This PR works for me. Do you have test cases that do not work with this implementation? @ian-r-rose

aaronspring commented 4 years ago

I will wait for your PR then.

ian-r-rose commented 4 years ago

I don't think we have to wait for the linked PR, I just think that once it gets through review and is published it will allow us to simplify some of the work here.

In the meantime, if we can ensure that this works for GeoJSON files, as well as files hosted in cloud storage like S3, then I would be happy to get this in sooner, and we can revisit again when https://github.com/geopandas/geopandas/pull/1535 is available.

aaronspring commented 4 years ago

waiting for https://github.com/geopandas/geopandas/pull/1535 to get merged

ian-r-rose commented 4 years ago

@aaronspring Now that the above is merged, want to re-enable those tests and point this repo at the unreleased version? Once a new version of geopandas is released we can point to the published version and cut a release here.

aaronspring commented 4 years ago

with CI #18 we could test independently. works on my machine

ian-r-rose commented 4 years ago

I'm happy with this. Did you want to install from geopandas master until there is a release @aaronspring?

aaronspring commented 4 years ago

Tried this https://stackoverflow.com/questions/16584552/how-to-state-in-requirements-txt-a-direct-github-source

aaronspring commented 4 years ago

I'm happy with this. Did you want to install from geopandas master until there is a release @aaronspring?

I would like to merge this and use geopandas master but don’t succeed.

ian-r-rose commented 4 years ago

I think it's okay to go back to skipping the tests that rely on geopandas master. We can keep an eye on that repo and publish a release here as soon as it is available.
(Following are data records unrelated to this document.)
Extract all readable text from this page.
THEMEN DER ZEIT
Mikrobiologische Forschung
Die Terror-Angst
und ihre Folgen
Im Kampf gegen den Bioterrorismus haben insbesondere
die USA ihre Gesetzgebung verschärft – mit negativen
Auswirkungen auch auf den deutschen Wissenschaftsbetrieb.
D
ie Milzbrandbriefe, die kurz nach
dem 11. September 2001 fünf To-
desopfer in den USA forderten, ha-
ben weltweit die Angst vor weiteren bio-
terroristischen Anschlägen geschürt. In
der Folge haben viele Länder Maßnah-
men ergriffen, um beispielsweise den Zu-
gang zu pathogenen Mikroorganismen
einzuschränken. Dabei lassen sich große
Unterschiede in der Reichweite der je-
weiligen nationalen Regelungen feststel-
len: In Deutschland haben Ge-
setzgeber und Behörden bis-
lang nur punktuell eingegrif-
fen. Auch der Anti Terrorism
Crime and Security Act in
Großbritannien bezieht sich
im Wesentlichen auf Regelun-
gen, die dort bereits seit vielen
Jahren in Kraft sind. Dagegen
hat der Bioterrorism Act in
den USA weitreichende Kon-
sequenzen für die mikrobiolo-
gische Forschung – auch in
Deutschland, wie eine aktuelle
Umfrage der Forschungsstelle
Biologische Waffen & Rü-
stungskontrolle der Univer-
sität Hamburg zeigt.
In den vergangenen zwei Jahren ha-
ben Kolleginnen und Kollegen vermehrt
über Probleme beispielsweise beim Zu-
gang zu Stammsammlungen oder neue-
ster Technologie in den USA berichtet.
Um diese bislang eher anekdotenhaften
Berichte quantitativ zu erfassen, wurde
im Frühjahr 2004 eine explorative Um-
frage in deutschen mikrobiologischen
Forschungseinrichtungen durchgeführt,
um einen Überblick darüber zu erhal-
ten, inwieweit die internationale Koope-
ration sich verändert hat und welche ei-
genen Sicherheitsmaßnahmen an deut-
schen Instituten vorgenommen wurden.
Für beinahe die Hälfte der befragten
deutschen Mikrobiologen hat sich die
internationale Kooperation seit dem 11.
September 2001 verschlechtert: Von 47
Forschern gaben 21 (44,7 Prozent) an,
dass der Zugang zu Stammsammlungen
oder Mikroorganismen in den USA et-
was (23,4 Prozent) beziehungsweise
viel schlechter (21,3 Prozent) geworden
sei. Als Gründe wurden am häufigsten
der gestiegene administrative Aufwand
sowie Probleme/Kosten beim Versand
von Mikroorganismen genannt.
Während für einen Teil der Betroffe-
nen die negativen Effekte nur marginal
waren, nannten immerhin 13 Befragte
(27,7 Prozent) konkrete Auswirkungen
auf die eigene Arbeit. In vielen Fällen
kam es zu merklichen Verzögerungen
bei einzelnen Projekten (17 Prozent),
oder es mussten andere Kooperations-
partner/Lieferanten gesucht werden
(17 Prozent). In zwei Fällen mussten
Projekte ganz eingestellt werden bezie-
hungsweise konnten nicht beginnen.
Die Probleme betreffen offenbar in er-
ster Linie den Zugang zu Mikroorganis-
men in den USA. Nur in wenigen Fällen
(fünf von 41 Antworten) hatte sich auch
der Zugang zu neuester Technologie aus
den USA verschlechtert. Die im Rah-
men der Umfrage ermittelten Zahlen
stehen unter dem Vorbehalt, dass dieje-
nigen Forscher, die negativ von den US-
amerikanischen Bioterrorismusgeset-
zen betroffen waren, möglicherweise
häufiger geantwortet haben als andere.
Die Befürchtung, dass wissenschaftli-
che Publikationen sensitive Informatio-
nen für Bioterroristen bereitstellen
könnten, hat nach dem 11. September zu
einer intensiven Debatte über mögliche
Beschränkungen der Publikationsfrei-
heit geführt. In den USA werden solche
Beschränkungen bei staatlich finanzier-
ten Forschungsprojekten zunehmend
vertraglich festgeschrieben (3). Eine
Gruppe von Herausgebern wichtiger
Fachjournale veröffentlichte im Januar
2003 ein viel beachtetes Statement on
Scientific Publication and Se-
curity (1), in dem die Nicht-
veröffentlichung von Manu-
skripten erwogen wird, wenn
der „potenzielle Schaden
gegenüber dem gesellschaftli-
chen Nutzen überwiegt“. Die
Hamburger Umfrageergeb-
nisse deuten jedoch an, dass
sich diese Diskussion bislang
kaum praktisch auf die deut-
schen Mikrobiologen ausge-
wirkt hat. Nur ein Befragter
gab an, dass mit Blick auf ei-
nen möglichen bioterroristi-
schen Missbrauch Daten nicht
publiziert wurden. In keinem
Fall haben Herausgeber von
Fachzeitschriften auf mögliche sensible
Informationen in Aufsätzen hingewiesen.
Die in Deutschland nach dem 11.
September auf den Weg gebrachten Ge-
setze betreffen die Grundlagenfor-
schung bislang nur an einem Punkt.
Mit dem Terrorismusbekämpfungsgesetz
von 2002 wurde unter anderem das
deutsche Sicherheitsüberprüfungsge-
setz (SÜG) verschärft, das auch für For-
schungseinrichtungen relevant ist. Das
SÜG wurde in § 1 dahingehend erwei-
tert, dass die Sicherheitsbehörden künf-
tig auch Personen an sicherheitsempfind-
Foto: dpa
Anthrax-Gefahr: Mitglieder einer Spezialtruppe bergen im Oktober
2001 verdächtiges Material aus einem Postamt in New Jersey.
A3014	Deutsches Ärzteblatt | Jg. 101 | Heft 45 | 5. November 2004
For people who need caching, we can point them at unpublished versions in the meantime.

aaronspring commented 4 years ago

I think I will skip tests if geopandas is <=8.0.O

aaronspring commented 3 years ago

dont understand why this fails. it not a testing thing. the whole setup isnt really starting. never worked with conda-verify. any idea @martindurant ?

ian-r-rose commented 3 years ago

All green, thanks @aaronspring!

aaronspring commented 3 years ago

Thanks for cocreating this.